The Word Nerds are excited to welcome Sean Beaudoin back to the blog. He’s been our guest multiple times over the blog’s history (in 2009 and 2011 and 2012) but first a story in less than 140 characters from Bethany:
The end result of this is an interview and missed prom date (see the next-to-last question).
Word Nerds: What was the inspiration for “Wise Young Fool?”
Sean: The fact that I played in a pretty terrible punk band in high school was a big part of it. Wise Young Fool is about a seventeen-year-old named Ritchie Sudden who plays in a punk band. At least for half of the book. The other half is a reproduction of the journal he keeps while in a juvenile detention center. The two timelines work in opposite directions, so while we see the year leading up to his arrest, and his attempt to keep his band together, we also see 90 days of his incarceration. By the last chapter, Ritchie is getting out and going in at the same time. My father worked in the state corrections system, part of which was overseeing a juvenile detention center.
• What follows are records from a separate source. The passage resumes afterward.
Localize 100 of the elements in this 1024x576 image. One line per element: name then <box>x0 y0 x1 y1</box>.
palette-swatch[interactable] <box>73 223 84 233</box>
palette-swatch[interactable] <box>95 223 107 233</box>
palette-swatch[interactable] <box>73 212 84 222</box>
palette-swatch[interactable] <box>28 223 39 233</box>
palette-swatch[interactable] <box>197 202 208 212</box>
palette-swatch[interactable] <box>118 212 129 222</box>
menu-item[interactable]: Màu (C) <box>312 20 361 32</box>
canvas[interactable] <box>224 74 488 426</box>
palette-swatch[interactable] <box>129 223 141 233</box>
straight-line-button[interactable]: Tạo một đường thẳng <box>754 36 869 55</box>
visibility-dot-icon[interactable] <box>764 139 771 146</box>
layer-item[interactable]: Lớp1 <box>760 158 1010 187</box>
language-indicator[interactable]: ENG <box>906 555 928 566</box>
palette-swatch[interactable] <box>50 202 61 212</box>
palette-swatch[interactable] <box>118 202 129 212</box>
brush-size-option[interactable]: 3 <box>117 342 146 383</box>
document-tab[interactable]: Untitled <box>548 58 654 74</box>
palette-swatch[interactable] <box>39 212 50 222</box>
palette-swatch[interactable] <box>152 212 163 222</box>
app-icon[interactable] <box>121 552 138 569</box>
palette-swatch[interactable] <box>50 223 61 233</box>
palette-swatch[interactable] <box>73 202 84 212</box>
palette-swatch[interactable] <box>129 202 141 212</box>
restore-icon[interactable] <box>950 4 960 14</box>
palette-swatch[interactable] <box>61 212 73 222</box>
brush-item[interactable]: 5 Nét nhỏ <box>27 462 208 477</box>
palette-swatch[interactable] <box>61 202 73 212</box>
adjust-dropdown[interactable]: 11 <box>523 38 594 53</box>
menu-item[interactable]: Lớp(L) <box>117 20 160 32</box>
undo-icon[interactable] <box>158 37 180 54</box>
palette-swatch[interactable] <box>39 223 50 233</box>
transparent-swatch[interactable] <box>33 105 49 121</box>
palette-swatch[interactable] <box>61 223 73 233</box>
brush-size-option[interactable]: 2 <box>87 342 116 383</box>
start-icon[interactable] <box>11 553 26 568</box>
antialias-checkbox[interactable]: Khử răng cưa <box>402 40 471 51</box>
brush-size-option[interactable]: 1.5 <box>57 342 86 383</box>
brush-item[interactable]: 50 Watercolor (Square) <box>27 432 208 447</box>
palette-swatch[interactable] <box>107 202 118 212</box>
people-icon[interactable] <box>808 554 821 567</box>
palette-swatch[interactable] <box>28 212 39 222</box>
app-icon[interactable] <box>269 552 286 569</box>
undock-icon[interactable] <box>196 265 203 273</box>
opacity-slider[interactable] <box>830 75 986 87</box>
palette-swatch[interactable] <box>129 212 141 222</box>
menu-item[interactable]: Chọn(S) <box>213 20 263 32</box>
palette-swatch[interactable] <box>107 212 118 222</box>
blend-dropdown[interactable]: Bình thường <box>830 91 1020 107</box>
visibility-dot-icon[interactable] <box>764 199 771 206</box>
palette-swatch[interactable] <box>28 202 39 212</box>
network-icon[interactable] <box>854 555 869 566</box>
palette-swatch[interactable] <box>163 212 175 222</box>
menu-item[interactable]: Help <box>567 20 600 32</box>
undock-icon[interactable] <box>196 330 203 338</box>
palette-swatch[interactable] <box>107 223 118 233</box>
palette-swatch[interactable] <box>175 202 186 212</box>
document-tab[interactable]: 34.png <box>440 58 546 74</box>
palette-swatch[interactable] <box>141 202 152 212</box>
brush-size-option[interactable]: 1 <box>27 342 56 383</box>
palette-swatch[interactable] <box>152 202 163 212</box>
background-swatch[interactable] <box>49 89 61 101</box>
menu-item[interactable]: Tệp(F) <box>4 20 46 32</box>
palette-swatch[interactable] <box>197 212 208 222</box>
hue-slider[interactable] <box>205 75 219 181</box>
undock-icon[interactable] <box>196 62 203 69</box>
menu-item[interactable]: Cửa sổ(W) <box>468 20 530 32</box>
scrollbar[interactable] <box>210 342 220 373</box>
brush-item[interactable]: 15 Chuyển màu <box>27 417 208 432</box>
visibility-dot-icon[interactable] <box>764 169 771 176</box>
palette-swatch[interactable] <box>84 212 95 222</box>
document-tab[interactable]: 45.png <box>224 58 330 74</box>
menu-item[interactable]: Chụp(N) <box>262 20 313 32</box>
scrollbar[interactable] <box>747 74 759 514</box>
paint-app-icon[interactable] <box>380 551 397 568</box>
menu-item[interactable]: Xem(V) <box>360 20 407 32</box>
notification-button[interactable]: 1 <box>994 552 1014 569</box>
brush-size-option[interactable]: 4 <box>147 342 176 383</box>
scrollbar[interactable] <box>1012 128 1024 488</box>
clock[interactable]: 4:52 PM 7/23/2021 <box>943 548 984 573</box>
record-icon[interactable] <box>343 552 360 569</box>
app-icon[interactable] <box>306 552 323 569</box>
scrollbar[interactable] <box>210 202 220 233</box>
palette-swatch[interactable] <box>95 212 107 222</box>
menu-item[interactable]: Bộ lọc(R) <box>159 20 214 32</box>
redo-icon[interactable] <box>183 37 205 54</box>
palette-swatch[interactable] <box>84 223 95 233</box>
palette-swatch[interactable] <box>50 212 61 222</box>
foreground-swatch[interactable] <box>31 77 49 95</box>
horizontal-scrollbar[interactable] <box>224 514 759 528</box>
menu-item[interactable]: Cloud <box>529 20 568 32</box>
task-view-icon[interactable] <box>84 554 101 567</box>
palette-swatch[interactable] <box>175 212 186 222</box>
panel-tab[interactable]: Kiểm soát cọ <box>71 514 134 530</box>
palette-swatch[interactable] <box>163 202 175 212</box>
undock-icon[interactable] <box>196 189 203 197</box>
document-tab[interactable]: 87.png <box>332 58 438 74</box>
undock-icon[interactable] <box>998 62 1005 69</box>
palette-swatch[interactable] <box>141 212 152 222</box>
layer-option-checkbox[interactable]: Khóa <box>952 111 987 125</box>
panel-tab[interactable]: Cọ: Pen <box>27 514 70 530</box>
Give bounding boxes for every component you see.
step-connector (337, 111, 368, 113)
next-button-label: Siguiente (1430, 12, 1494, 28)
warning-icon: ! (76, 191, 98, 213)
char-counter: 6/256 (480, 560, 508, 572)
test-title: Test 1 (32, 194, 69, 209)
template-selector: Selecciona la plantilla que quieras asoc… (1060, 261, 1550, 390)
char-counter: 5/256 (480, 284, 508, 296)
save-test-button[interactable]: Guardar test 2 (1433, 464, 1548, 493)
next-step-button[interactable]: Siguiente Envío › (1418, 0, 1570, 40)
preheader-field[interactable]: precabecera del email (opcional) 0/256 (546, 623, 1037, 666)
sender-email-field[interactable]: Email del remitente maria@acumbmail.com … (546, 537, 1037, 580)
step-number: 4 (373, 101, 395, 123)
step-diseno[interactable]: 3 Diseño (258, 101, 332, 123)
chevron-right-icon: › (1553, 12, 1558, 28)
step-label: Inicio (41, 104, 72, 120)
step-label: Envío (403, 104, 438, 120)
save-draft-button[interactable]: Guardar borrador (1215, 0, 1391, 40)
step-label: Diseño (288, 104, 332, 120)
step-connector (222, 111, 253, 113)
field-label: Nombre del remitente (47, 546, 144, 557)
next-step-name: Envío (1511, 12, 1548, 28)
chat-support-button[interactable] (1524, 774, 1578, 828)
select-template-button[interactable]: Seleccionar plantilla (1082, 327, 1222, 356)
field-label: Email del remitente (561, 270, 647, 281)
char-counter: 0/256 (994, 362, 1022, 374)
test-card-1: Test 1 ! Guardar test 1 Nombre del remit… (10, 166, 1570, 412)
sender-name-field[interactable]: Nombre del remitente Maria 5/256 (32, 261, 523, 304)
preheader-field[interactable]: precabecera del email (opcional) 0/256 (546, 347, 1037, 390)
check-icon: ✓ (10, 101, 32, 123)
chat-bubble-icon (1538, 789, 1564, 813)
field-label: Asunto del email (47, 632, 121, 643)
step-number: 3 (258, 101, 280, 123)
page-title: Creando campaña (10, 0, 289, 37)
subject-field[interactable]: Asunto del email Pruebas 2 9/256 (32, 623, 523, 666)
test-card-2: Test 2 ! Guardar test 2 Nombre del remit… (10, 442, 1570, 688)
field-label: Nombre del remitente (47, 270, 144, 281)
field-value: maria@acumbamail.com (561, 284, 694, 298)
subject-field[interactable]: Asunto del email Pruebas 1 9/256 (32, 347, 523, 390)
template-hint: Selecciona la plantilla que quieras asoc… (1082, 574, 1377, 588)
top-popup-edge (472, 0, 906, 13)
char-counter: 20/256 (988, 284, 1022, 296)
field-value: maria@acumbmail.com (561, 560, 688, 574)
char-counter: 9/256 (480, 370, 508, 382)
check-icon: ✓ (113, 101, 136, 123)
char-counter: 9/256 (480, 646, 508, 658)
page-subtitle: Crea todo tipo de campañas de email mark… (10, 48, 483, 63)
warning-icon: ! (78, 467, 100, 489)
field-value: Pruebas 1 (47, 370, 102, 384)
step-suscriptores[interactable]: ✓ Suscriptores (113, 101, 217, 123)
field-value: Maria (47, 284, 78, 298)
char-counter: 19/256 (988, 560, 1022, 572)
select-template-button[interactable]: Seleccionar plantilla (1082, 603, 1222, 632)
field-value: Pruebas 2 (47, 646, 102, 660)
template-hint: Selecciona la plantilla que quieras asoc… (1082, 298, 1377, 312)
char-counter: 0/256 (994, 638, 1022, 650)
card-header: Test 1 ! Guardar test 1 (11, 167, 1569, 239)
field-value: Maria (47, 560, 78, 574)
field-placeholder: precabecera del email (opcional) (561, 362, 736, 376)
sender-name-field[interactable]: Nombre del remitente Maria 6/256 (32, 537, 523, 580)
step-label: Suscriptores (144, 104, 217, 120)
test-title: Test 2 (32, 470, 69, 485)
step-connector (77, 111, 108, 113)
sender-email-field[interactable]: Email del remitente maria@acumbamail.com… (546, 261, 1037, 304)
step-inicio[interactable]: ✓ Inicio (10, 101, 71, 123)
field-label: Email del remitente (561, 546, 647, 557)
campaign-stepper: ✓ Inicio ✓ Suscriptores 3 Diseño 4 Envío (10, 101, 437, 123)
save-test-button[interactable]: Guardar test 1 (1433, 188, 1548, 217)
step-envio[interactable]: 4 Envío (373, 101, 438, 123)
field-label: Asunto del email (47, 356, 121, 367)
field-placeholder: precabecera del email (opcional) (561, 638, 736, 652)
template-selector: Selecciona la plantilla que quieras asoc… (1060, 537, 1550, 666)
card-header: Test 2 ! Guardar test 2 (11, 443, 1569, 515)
I wanted to work the two notions into one novel, and sort of give a voice to those who had experienced both.
Word Nerds: There’s a lot of discussion about YA books for boys, and how to keep boys interested in reading through the teen years — since you write for this audience and were, presumably, a teenage guy at one time — is this a real concern or will guys figure out this reading thing anyway?
Sean: I dunno. I read all the time when I was a teen. Lots of my friends didn’t, and looking back on their personalities, no marketing plan or book cover or initiative was going to make them pick up a book if they didn’t want to. But other friends did read a lot, just like the teen guys I get emails from or read to at bookstores and on school visits. I think the whole thing is a myth, and it’s up to every guy reading this to prove it.
Word Nerds: What was your favorite book as a teenager and why did you love it?
Sean: I’ve said it numerous times, but the answer is Jim Carroll’s The Basketball Diaries, because it may be one of the most honest books I’ve ever read. But I was also crazy about Frank Herbert’s Dune, Anthony Burgess’s A Clockwork Orange, and Kurt Vonnegut’s Cat’s Cradle.
Word Nerds: Your website says of “Wise Young Fool,” “If you read this book backwards, you will hear evil messages.” Does this worry you at all? Why or why not?
Sean: Do I worry about it? No. Primarily because it’s a joke. Since there’s so much music in the book, I was sort of parodying an idea that seems to come up every ten years or so: that you can play certain bands backwards (the Beatles, Led Zeppelin, Black Sabbath, Slayer) while using a Ouija board or lighting candles or something, causing a minion of darkness to descend into your bedroom and talk you into doing evil things—like not mowing the lawn when your dad asks or drinking milk right out of the carton.
Word Nerds: What’s a question (and its answer) that you wished the Word Nerds would have asked, but didn’t?
Sean: I wished you’d asked me: “Will you be my date to the prom?” My answer, without question, would have been “Yes!”
But only if I can wear a powder-blue tux with knee-high Doc Martins.
Word Nerds: What’s next for you as a writer?
Sean: My next book is called Cornelius Wrathbone and should be out fall 2014. I will tell you nothing about it, because the book itself is a spoiler. But it’s going to be awesome. In the meantime, the paperback of The Infects is coming out. And maybe a book of adult short stories. Until then, I continue to edit TheWeeklings.com, hands down the best site on the internet.